High Performance Perovskite Solar Cells Based on Multifunctional Additives of Crown‐Ether‐Iodine Supra‐Molecules

Abstract The efficiency and stability of perovskite solar cells (PSCs) are influenced by various factors, such as controlling the migration of iodide anion (I − ) and lithium cation (Li + ), oxidizing the hole‐transport material of 2,2′,7,7′‐tetras( N , N ‐p‐methoxyaniline)‐9,9′‐spirodifluorene (Spiro), and passivating the perovskite film. Herein, three multifunctional crown‐ether‐iodine (crown‐ether‐I 2 ) supra‐molecules are investigated as activities in the hole transport layers (HTLs). Results indicate that the crown‐ether‐I 2 can slowly release I 2 to gently oxidize Spiro, and significantly improve the efficiency of PSCs. Moreover, the crown‐ether can contribute to stabilizing Li + in HTL and passivating the defect sites on the upper interface of the perovskite layer, which can enhance the long‐term stability of PSCs. Furthermore, crown‐ether‐I 2 can absorb I − to produce crown‐ether‐I 3 − , which can discharge I − to promote the self ‐ healing of I − defects and inhibit the migration of I − in the perovskite film, thereby further enhancing PSC's long‐term stability.
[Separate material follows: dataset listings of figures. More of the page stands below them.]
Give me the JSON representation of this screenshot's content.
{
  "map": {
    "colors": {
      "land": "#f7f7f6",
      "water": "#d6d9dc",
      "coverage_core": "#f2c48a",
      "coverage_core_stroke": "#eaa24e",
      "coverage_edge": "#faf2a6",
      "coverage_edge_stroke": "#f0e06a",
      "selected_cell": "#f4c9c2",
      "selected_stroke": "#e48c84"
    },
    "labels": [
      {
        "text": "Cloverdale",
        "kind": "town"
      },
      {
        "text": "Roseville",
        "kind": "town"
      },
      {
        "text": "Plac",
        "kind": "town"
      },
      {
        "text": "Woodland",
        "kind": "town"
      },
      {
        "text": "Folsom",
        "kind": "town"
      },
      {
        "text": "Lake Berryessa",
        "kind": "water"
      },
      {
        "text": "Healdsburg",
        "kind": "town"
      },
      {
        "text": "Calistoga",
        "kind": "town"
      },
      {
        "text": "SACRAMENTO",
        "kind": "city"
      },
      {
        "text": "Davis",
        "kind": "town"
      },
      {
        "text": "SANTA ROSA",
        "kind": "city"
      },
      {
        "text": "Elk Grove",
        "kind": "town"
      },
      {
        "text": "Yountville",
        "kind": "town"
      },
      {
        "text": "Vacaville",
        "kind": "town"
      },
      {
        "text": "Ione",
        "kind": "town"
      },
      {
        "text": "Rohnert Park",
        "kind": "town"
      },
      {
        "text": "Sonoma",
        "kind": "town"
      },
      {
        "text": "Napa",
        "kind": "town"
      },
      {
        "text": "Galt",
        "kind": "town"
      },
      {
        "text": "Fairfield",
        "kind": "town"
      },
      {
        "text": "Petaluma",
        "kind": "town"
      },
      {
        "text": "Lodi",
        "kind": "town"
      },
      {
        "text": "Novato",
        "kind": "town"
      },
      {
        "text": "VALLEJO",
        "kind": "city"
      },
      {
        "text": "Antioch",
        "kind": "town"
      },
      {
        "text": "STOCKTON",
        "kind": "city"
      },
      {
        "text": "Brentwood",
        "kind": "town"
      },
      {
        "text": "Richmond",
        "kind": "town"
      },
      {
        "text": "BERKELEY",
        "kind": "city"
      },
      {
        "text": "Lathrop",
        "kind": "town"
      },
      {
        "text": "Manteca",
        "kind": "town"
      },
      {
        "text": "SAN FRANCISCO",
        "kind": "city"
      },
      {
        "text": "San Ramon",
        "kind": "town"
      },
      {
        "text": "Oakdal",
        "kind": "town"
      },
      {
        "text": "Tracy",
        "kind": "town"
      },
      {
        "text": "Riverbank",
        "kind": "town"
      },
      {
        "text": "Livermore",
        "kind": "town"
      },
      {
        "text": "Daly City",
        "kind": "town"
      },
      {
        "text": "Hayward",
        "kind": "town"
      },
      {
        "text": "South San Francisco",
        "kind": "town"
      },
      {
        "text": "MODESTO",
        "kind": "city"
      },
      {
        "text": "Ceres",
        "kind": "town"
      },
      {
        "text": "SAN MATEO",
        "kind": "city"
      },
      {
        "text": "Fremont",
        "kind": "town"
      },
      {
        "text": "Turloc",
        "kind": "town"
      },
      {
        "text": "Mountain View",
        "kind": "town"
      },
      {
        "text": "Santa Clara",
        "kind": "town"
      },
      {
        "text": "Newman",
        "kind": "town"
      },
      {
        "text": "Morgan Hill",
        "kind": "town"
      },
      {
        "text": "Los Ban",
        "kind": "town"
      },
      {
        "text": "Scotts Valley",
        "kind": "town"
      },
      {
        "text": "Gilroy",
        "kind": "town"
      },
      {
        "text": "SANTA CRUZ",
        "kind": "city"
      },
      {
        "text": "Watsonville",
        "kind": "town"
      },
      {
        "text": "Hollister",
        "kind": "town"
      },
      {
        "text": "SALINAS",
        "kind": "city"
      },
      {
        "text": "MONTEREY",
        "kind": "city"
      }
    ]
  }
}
PSC based on Dbenzo‐24‐Crown‐8‐Ether‐Iodine (DB24C8‐I 2 ) achieves an impressive efficiency of 24.29%, which is much higher than that of the control device (22.28%). Additionally, the stability of the un‐encapsulated PSC with DB24C8‐I 2 is significantly enhanced, while maintaining 96.9% of its original efficiency after 2000 h. This work provides an effective strategy for improving the efficiency and long‐term stability of PSCs.